In this version of the idea, I’ll be playing the Devil’s Advocate for both sides of the issue, looking at the best-case and worst-case scenarios in trying to find the range of likely outcomes of what is likely to happen for the Steelers relating to whatever topic the article is covering.
When it comes to the process of trying to construct a championship roster, the reality is that there are a ton of moving parts, and several ways to acquire said parts. There are a lot of things that can go right or wrong in not always predictable ways, so I think it’s helpful to try to look at issues by seeking out the boundaries of the likely positive or negative results.
Topic: Does Xavier Grimble have a reasonable shot of becoming the Steelers’ primary tight end by the end of the season?
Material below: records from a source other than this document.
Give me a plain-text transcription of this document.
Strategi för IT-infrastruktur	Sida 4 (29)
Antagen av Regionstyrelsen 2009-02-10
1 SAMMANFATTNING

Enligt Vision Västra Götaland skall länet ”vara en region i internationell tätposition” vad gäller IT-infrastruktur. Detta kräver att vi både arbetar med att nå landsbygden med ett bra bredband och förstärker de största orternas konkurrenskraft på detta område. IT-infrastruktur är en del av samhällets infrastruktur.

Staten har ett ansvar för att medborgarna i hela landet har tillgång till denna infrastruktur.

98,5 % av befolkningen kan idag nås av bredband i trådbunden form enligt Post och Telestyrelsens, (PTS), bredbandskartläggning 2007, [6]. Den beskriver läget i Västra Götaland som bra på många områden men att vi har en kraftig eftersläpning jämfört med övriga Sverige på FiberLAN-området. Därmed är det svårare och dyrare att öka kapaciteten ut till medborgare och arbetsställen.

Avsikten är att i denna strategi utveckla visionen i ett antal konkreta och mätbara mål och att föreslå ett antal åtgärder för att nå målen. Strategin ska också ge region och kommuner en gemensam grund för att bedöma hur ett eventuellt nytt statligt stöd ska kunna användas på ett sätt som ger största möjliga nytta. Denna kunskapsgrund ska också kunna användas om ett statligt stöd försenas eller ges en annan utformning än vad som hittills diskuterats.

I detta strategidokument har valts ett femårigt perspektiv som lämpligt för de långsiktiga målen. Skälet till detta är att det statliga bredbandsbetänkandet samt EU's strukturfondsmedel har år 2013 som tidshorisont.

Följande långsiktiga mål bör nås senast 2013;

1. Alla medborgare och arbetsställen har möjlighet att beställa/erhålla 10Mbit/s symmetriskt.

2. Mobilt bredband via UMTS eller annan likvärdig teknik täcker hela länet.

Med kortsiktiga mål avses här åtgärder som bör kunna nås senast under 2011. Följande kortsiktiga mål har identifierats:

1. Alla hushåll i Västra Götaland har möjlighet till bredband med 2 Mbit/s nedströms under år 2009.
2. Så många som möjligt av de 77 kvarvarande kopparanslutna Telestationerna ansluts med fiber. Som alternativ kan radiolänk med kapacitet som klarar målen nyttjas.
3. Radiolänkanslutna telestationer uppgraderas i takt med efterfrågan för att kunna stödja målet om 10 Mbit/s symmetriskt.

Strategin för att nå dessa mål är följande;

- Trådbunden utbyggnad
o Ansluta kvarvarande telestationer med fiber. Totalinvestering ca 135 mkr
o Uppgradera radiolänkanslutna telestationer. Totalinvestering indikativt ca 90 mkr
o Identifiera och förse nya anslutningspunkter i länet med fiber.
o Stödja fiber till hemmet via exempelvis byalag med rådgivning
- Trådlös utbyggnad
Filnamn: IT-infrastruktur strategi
If you happen to follow Bob Labriola’s Asked and Answered series on the Steelers’ website, you may have caught yesterday’s edition, in which a fan asked the reporters who be believed would make the biggest impact at the tight end position behind Jesse James.
Labriola was pretty clear in stating that it was second-year Xavier Grimble, and he even went so far as to say in concluding that, “if [he] can become more consistent, starting with catching the football, maybe he makes a run at the top of the depth chart”.
This comment, on the face of it, seems absurd, given the clear disparity in production and in snap counts between the different tight ends over the course of last season. Grimble barely made the initial 53-man roster only because Ladarius Green was on the PUP List.
James was nearly an every-down player for the Steelers at multiple times last season, and we also saw clear growth from him over the course of this year. Some of his most productive games as a receiver and as a blocker came late in the year, even in the postseason.
But the notion of Grimble chipping away at James’ playing time, and perhaps even logging the lion’s share of snaps, might not be that absurd. One should consider that in the games leading up to Green’s return from the PUP list, Grimble was actually increasing his snap count significantly, and even played more than James.
Things changed up with Green back, but after the free agent suffered his concussion, Grimble suffered a rib injury on a touchdown reception on the very next drive the Steelers played, a week later, limiting his ability to contribute further.
With both players demonstrating improvement over the year, and since the season ended, one might be more inclined to question how set in stone the depth chart is, or should be. One thing is for sure, Grimble looks to be in peak physical conditioning.
Which side do you lean closer toward?